No caso do controle da inflação, e na tentativa de colocá-la
de fato rumo ao centro da meta (de 4,5%), quanto mais tempo
decorre, mais a credibilidade do Banco Central sofre, e mais as
expectativas se desancoram. Isto, por sua vez, torna o trabalho da
autoridade monetária mais difícil e custoso em termos de desaceleração da economia e de aumento do desemprego.

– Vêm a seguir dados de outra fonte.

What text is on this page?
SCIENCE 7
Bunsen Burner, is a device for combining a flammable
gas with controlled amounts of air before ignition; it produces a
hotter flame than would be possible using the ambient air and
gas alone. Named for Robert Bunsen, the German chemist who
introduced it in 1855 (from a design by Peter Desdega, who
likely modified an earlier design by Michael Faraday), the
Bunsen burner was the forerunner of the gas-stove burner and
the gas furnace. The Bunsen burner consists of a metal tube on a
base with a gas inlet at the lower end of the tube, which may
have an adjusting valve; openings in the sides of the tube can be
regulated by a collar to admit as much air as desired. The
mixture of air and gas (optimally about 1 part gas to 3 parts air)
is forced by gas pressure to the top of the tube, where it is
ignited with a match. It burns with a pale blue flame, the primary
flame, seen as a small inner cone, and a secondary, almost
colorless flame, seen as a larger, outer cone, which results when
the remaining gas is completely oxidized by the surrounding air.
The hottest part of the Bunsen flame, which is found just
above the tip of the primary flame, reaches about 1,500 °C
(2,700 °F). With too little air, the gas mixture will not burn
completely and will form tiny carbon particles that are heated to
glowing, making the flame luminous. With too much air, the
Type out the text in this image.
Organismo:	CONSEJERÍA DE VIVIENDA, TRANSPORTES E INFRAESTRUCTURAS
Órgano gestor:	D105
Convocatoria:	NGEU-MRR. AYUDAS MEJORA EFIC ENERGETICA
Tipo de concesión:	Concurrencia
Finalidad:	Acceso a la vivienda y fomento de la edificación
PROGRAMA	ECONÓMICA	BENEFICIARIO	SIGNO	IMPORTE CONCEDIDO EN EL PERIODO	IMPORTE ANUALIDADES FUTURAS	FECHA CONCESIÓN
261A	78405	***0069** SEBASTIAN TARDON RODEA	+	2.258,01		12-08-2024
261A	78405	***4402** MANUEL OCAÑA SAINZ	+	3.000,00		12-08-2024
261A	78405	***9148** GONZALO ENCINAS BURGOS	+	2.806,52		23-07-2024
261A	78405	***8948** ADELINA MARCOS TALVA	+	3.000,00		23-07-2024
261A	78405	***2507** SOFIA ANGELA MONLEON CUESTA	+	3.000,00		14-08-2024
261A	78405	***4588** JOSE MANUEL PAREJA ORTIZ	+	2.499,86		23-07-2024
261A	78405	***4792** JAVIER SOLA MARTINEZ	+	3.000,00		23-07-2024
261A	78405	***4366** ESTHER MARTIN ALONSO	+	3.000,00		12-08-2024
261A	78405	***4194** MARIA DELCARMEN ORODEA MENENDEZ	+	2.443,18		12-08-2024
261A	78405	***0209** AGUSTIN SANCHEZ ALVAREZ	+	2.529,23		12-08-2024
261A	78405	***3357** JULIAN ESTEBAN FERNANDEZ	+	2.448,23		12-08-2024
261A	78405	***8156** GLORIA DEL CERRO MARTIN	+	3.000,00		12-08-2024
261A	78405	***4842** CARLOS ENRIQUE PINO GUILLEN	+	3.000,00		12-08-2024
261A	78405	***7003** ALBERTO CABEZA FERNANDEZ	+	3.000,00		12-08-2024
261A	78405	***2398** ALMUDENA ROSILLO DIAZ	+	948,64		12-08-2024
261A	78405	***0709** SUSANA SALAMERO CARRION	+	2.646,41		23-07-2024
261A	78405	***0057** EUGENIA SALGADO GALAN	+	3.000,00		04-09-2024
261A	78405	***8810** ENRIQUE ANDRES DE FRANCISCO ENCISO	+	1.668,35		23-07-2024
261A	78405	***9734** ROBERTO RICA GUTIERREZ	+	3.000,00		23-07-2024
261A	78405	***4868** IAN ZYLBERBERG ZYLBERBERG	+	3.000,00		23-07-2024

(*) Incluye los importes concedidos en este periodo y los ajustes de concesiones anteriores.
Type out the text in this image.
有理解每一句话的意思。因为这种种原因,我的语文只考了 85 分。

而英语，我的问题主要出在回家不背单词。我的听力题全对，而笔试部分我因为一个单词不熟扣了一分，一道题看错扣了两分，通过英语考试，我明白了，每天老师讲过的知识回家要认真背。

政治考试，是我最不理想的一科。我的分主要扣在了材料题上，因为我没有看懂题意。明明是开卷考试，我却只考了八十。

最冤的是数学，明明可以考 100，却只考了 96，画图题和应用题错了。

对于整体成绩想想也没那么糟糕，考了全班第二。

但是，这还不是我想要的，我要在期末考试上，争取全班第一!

Na comparação com o duro ajuste de 2003, primeiro ano do
governo Lula, a situação atual tem alguns fatores novos e preocupantes, acrescenta Castelar. Um exemplo é o forte crescimento da
carteira de crédito dos bancos públicos.
“O aumento de inadimplência nos bancos públicos não vai ser
brincadeira”, prevê o economista, observando que os bancos privados vêm mantendo aproximadamente o nível das suas carteiras
de empréstimos, em termos reais, há cerca de dois anos.
O pesquisador ressalva que não está afirmando que o ajuste não
ocorrerá no início de um eventual segundo mandato da presidente
Dilma, mas apenas que ele não é tão certo como aparece nas projeções
de alguns analistas. Para Castelar, em termos puramente políticos, a
correção de rumos seria mais fácil para um novo presidente, já que,
nesse caso, ele ou ela poderiam jogar a culpa pelo tempo de vacas
magras na administração passada. “O ajuste pode não fazer sentido
do ponto de vista da lógica política, mesmo em 2015”, ele alerta.